A security contractor based in Coffs Harbour has been penalised by the Federal Circuit Court a total of $68,560 for underpaying 14 employees.
Northcoast Security Services Group Pty Ltd (Northcoast Security), which has since been liquidated, along with its two directors Kuldeep Chouhan and Ricky John Nelson, were investigated by the Fair Work Ombudsman for alleged violation of the Fair Work Act in which they underpaid the employees of almost $94,000.
Chouhan and Nelson were fined $32,560 and $36,000 respectively, for their involvement in the security company’s underpayment of its workers. The court also ordered that they pay compensation of $128,678 in respect of underpayments and interest owing, noting that they managed the operations of the security company and were thus responsible for the loss sustained by the workers.
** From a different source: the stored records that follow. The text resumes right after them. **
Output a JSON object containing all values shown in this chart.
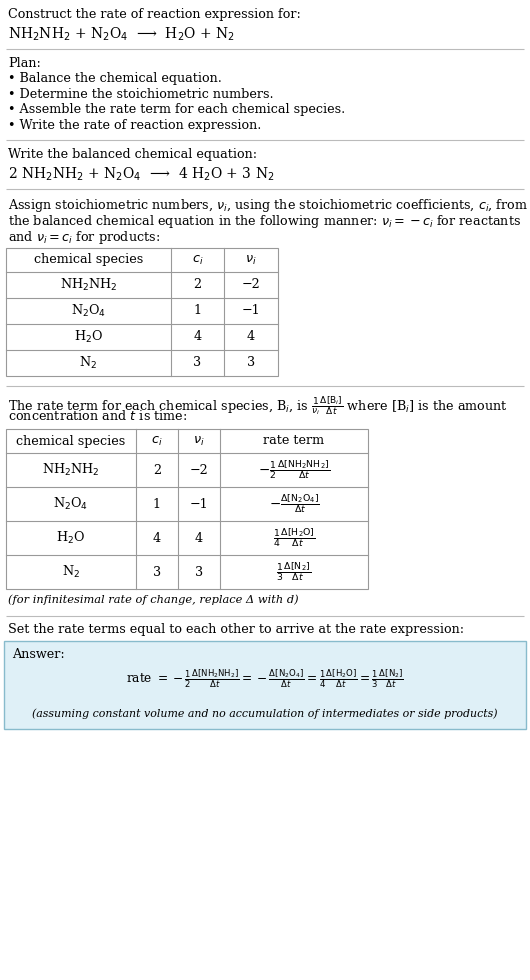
{
  "title_line1": "Construct the rate of reaction expression for:",
  "reaction_unbalanced": "NH$_2$NH$_2$ + N$_2$O$_4$  ⟶  H$_2$O + N$_2$",
  "plan_header": "Plan:",
  "plan_items": [
    "• Balance the chemical equation.",
    "• Determine the stoichiometric numbers.",
    "• Assemble the rate term for each chemical species.",
    "• Write the rate of reaction expression."
  ],
  "balanced_header": "Write the balanced chemical equation:",
  "reaction_balanced": "2 NH$_2$NH$_2$ + N$_2$O$_4$  ⟶  4 H$_2$O + 3 N$_2$",
  "stoich_intro_lines": [
    "Assign stoichiometric numbers, $\\nu_i$, using the stoichiometric coefficients, $c_i$, from",
    "the balanced chemical equation in the following manner: $\\nu_i = -c_i$ for reactants",
    "and $\\nu_i = c_i$ for products:"
  ],
  "table1_headers": [
    "chemical species",
    "$c_i$",
    "$\\nu_i$"
  ],
  "table1_rows": [
    [
      "NH$_2$NH$_2$",
      "2",
      "−2"
    ],
    [
      "N$_2$O$_4$",
      "1",
      "−1"
    ],
    [
      "H$_2$O",
      "4",
      "4"
    ],
    [
      "N$_2$",
      "3",
      "3"
    ]
  ],
  "rate_intro_lines": [
    "The rate term for each chemical species, B$_i$, is $\\frac{1}{\\nu_i}\\frac{\\Delta[\\mathrm{B}_i]}{\\Delta t}$ where [B$_i$] is the amount",
    "concentration and $t$ is time:"
  ],
  "table2_headers": [
    "chemical species",
    "$c_i$",
    "$\\nu_i$",
    "rate term"
  ],
  "table2_rows": [
    [
      "NH$_2$NH$_2$",
      "2",
      "−2",
      "$-\\frac{1}{2}\\frac{\\Delta[\\mathrm{NH_2NH_2}]}{\\Delta t}$"
    ],
    [
      "N$_2$O$_4$",
      "1",
      "−1",
      "$-\\frac{\\Delta[\\mathrm{N_2O_4}]}{\\Delta t}$"
    ],
    [
      "H$_2$O",
      "4",
      "4",
      "$\\frac{1}{4}\\frac{\\Delta[\\mathrm{H_2O}]}{\\Delta t}$"
    ],
    [
      "N$_2$",
      "3",
      "3",
      "$\\frac{1}{3}\\frac{\\Delta[\\mathrm{N_2}]}{\\Delta t}$"
    ]
  ],
  "infinitesimal_note": "(for infinitesimal rate of change, replace Δ with d)",
  "set_rate_header": "Set the rate terms equal to each other to arrive at the rate expression:",
  "answer_label": "Answer:",
  "answer_rate": "rate $= -\\frac{1}{2}\\frac{\\Delta[\\mathrm{NH_2NH_2}]}{\\Delta t} = -\\frac{\\Delta[\\mathrm{N_2O_4}]}{\\Delta t} = \\frac{1}{4}\\frac{\\Delta[\\mathrm{H_2O}]}{\\Delta t} = \\frac{1}{3}\\frac{\\Delta[\\mathrm{N_2}]}{\\Delta t}$",
  "answer_note": "(assuming constant volume and no accumulation of intermediates or side products)",
  "bg_color": "#ffffff",
  "text_color": "#000000",
  "table_line_color": "#999999",
  "answer_box_bg": "#dff0f7",
  "answer_box_border": "#88bbcc"
}
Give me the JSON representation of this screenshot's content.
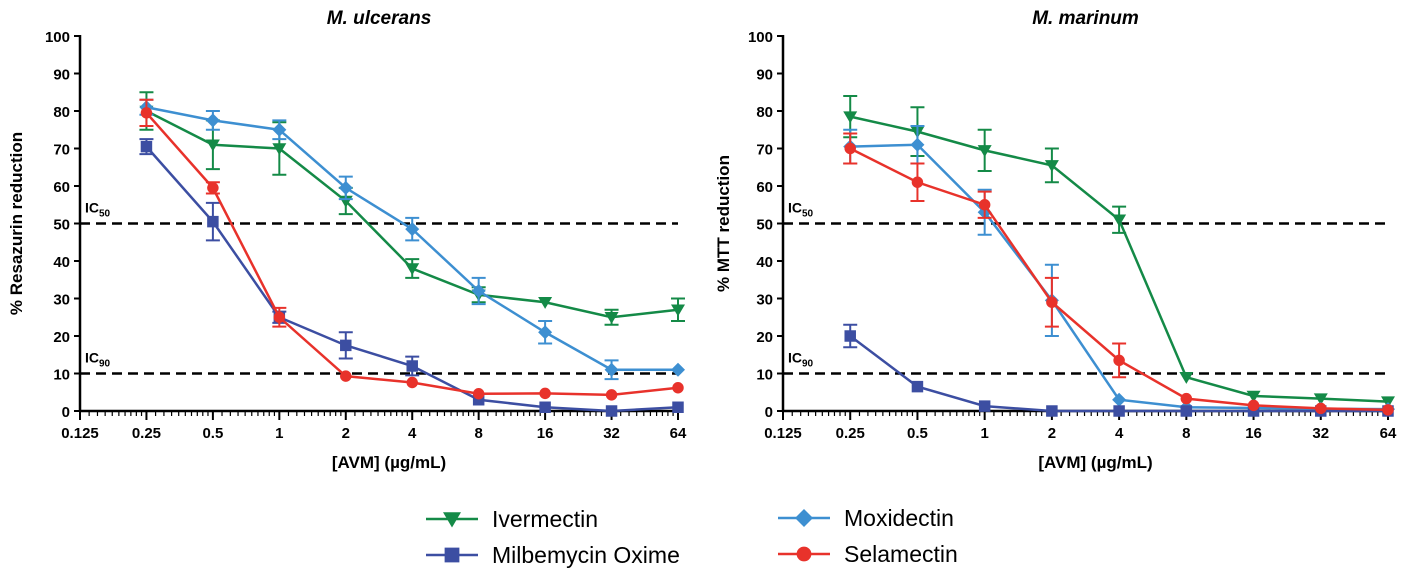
{
  "colors": {
    "ivermectin": "#148a47",
    "milbemycin": "#3c4ea2",
    "moxidectin": "#3d8fd1",
    "selamectin": "#e8322b"
  },
  "thresholds": {
    "ic50_label": "IC",
    "ic50_sub": "50",
    "ic90_label": "IC",
    "ic90_sub": "90"
  },
  "legend": [
    {
      "name": "Ivermectin",
      "marker": "triangle-down",
      "color": "#148a47"
    },
    {
      "name": "Moxidectin",
      "marker": "diamond",
      "color": "#3d8fd1"
    },
    {
      "name": "Milbemycin Oxime",
      "marker": "square",
      "color": "#3c4ea2"
    },
    {
      "name": "Selamectin",
      "marker": "circle",
      "color": "#e8322b"
    }
  ],
  "chart_data": [
    {
      "type": "line",
      "title": "M. ulcerans",
      "xlabel": "[AVM] (µg/mL)",
      "ylabel": "% Resazurin reduction",
      "x_scale": "log2",
      "xlim": [
        0.125,
        64
      ],
      "x_ticks": [
        "0.125",
        "0.25",
        "0.5",
        "1",
        "2",
        "4",
        "8",
        "16",
        "32",
        "64"
      ],
      "ylim": [
        0,
        100
      ],
      "y_ticks": [
        "0",
        "10",
        "20",
        "30",
        "40",
        "50",
        "60",
        "70",
        "80",
        "90",
        "100"
      ],
      "reference_lines": [
        {
          "y": 50,
          "label": "IC50"
        },
        {
          "y": 10,
          "label": "IC90"
        }
      ],
      "series": [
        {
          "name": "Ivermectin",
          "x": [
            0.25,
            0.5,
            1,
            2,
            4,
            8,
            16,
            32,
            64
          ],
          "y": [
            80,
            71,
            70,
            56,
            38,
            31,
            29,
            25,
            27
          ],
          "err": [
            5,
            6.5,
            7,
            3.5,
            2.5,
            2,
            0,
            2,
            3
          ]
        },
        {
          "name": "Moxidectin",
          "x": [
            0.25,
            0.5,
            1,
            2,
            4,
            8,
            16,
            32,
            64
          ],
          "y": [
            81,
            77.5,
            75,
            59.5,
            48.5,
            32,
            21,
            11,
            11
          ],
          "err": [
            2,
            2.5,
            2.5,
            3,
            3,
            3.5,
            3,
            2.5,
            0
          ]
        },
        {
          "name": "Milbemycin Oxime",
          "x": [
            0.25,
            0.5,
            1,
            2,
            4,
            8,
            16,
            32,
            64
          ],
          "y": [
            70.5,
            50.5,
            25,
            17.5,
            12,
            3,
            1,
            0,
            1
          ],
          "err": [
            2,
            5,
            1.5,
            3.5,
            2.5,
            0,
            0,
            0,
            0
          ]
        },
        {
          "name": "Selamectin",
          "x": [
            0.25,
            0.5,
            1,
            2,
            4,
            8,
            16,
            32,
            64
          ],
          "y": [
            79.5,
            59.5,
            25,
            9.3,
            7.6,
            4.6,
            4.7,
            4.3,
            6.2
          ],
          "err": [
            3.5,
            1.5,
            2.5,
            0,
            0,
            0,
            0,
            0,
            0
          ]
        }
      ]
    },
    {
      "type": "line",
      "title": "M. marinum",
      "xlabel": "[AVM] (µg/mL)",
      "ylabel": "% MTT reduction",
      "x_scale": "log2",
      "xlim": [
        0.125,
        64
      ],
      "x_ticks": [
        "0.125",
        "0.25",
        "0.5",
        "1",
        "2",
        "4",
        "8",
        "16",
        "32",
        "64"
      ],
      "ylim": [
        0,
        100
      ],
      "y_ticks": [
        "0",
        "10",
        "20",
        "30",
        "40",
        "50",
        "60",
        "70",
        "80",
        "90",
        "100"
      ],
      "reference_lines": [
        {
          "y": 50,
          "label": "IC50"
        },
        {
          "y": 10,
          "label": "IC90"
        }
      ],
      "series": [
        {
          "name": "Ivermectin",
          "x": [
            0.25,
            0.5,
            1,
            2,
            4,
            8,
            16,
            32,
            64
          ],
          "y": [
            78.5,
            74.5,
            69.5,
            65.5,
            51,
            9,
            4,
            3.3,
            2.5
          ],
          "err": [
            5.5,
            6.5,
            5.5,
            4.5,
            3.5,
            0,
            0,
            0,
            0
          ]
        },
        {
          "name": "Moxidectin",
          "x": [
            0.25,
            0.5,
            1,
            2,
            4,
            8,
            16,
            32,
            64
          ],
          "y": [
            70.5,
            71,
            53,
            29.5,
            3,
            1,
            0.8,
            0.6,
            0.5
          ],
          "err": [
            4.5,
            5,
            6,
            9.5,
            0,
            0,
            0,
            0,
            0
          ]
        },
        {
          "name": "Milbemycin Oxime",
          "x": [
            0.25,
            0.5,
            1,
            2,
            4,
            8,
            16,
            32,
            64
          ],
          "y": [
            20,
            6.5,
            1.3,
            0,
            0,
            0,
            0,
            0,
            0
          ],
          "err": [
            3,
            0,
            0,
            0,
            0,
            0,
            0,
            0,
            0
          ]
        },
        {
          "name": "Selamectin",
          "x": [
            0.25,
            0.5,
            1,
            2,
            4,
            8,
            16,
            32,
            64
          ],
          "y": [
            70,
            61,
            55,
            29,
            13.5,
            3.3,
            1.5,
            0.7,
            0.3
          ],
          "err": [
            4,
            5,
            3.5,
            6.5,
            4.5,
            0,
            0,
            0,
            0
          ]
        }
      ]
    }
  ]
}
The workers were paid flat rates as low as $18 an hour instead of the around $40 an hour they were entitled to under the Security Services Award 2010 for some weekend, night and overtime work. The company also underpaid broken shift allowances and made unauthorised deductions from employee wages to pay for uniforms and security equipment.
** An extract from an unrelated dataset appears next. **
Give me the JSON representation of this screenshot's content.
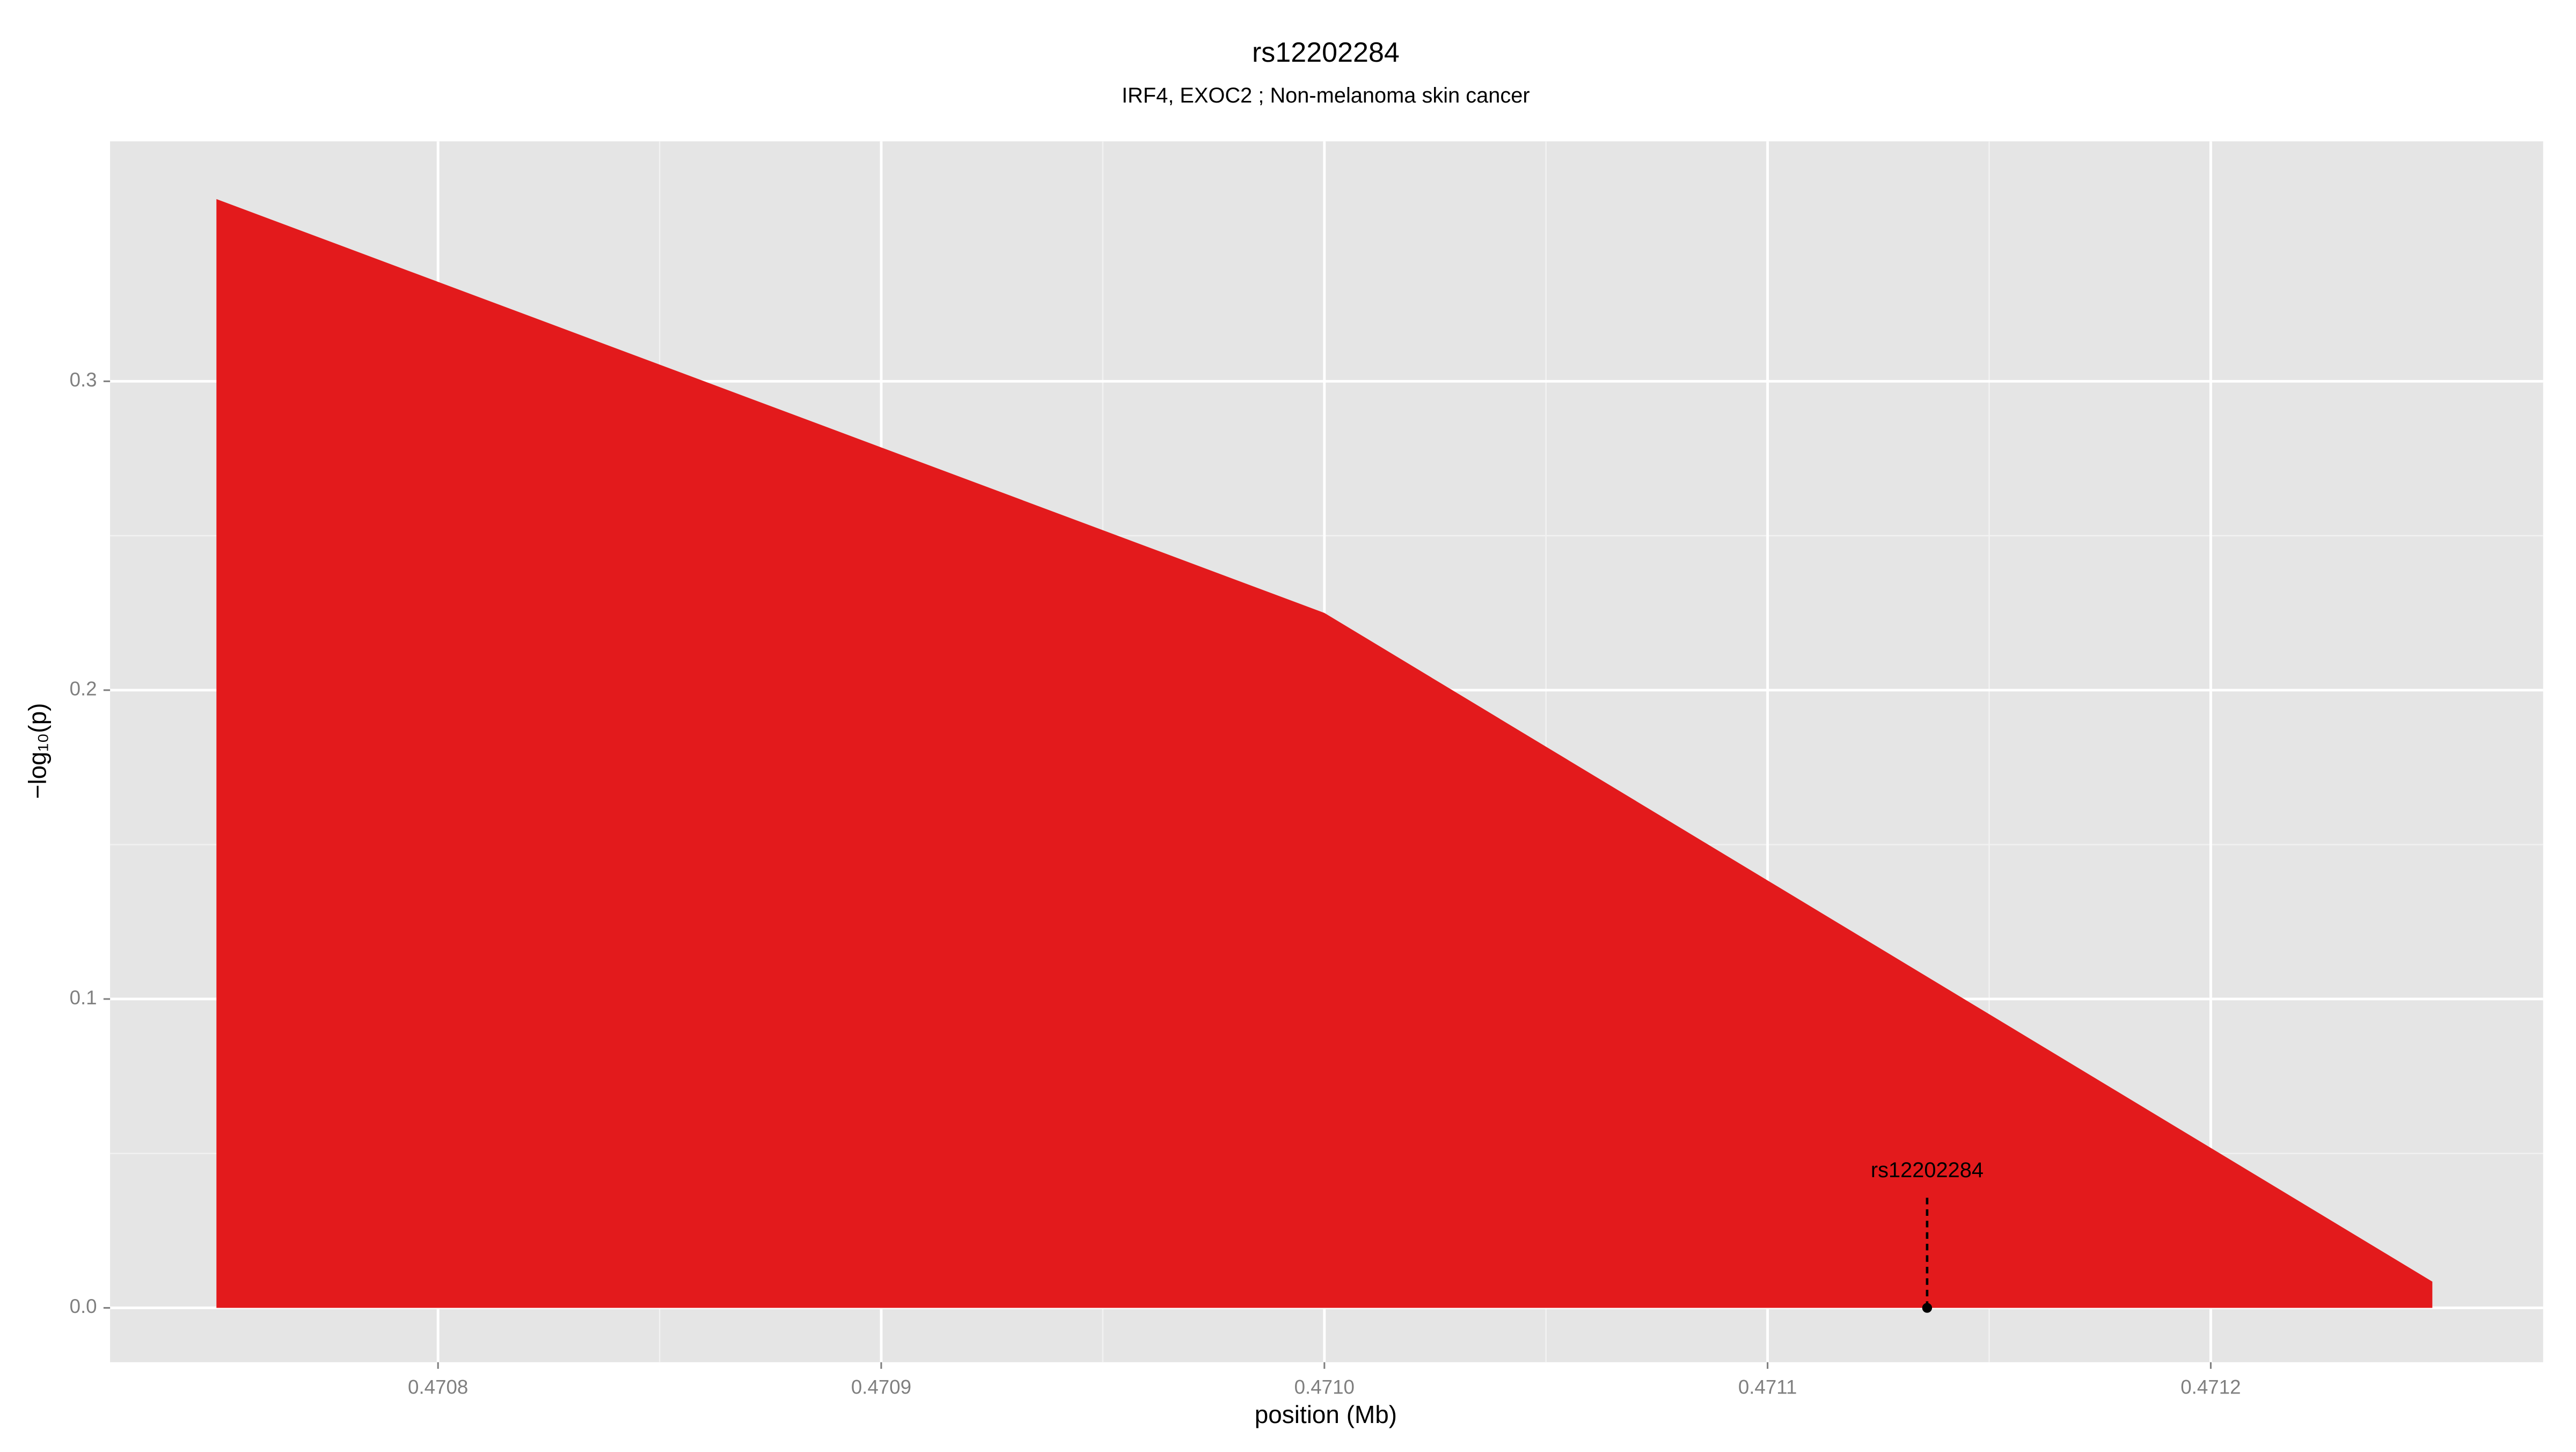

The Fair Work Ombudsman commenced proceedings against the security company in 2014. During the proceedings, Northcoast Security argued that the workers were actually employed by two labour hire entities. However, the Fair Work Ombudsman rejected this argument and the Court agreed that Northcoast Security did employ the workers and had contravened the Fair Work Act.
The employees were found to have been issued rosters by Chouhan, wore shirts bearing the logo of Northcoast Security, and completed timesheets bearing the company’s name.
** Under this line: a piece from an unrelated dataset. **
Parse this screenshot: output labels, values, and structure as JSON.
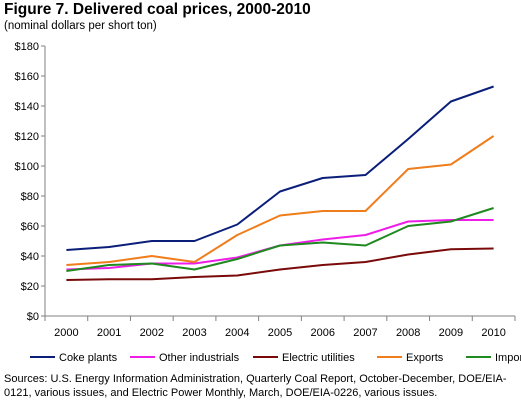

Fair Work Ombudsman Sandra Parker said the penalties and compensation imposed by the Court reflected the deliberate nature of the contraventions.
“Labour hire is a legitimate way to source staff, as long as they are paid correctly,” Parker said. “Unfortunately, some employers seek to use this arrangement unlawfully, to ignore award entitlements and get a competitive advantage over businesses that operate according to the law.
“This judgment should serve as a warning to employers that they will get caught and face significant consequences for their actions, such as orders for significant compensation.”
In setting the penalties, Judge Manousaridis said that the penalty should “signal to employers, and to persons involved in the management of companies that employ persons, that there will be a significant penalty to pay if they do not comply, or take steps necessary to ensure they comply” with the Fair Work Act.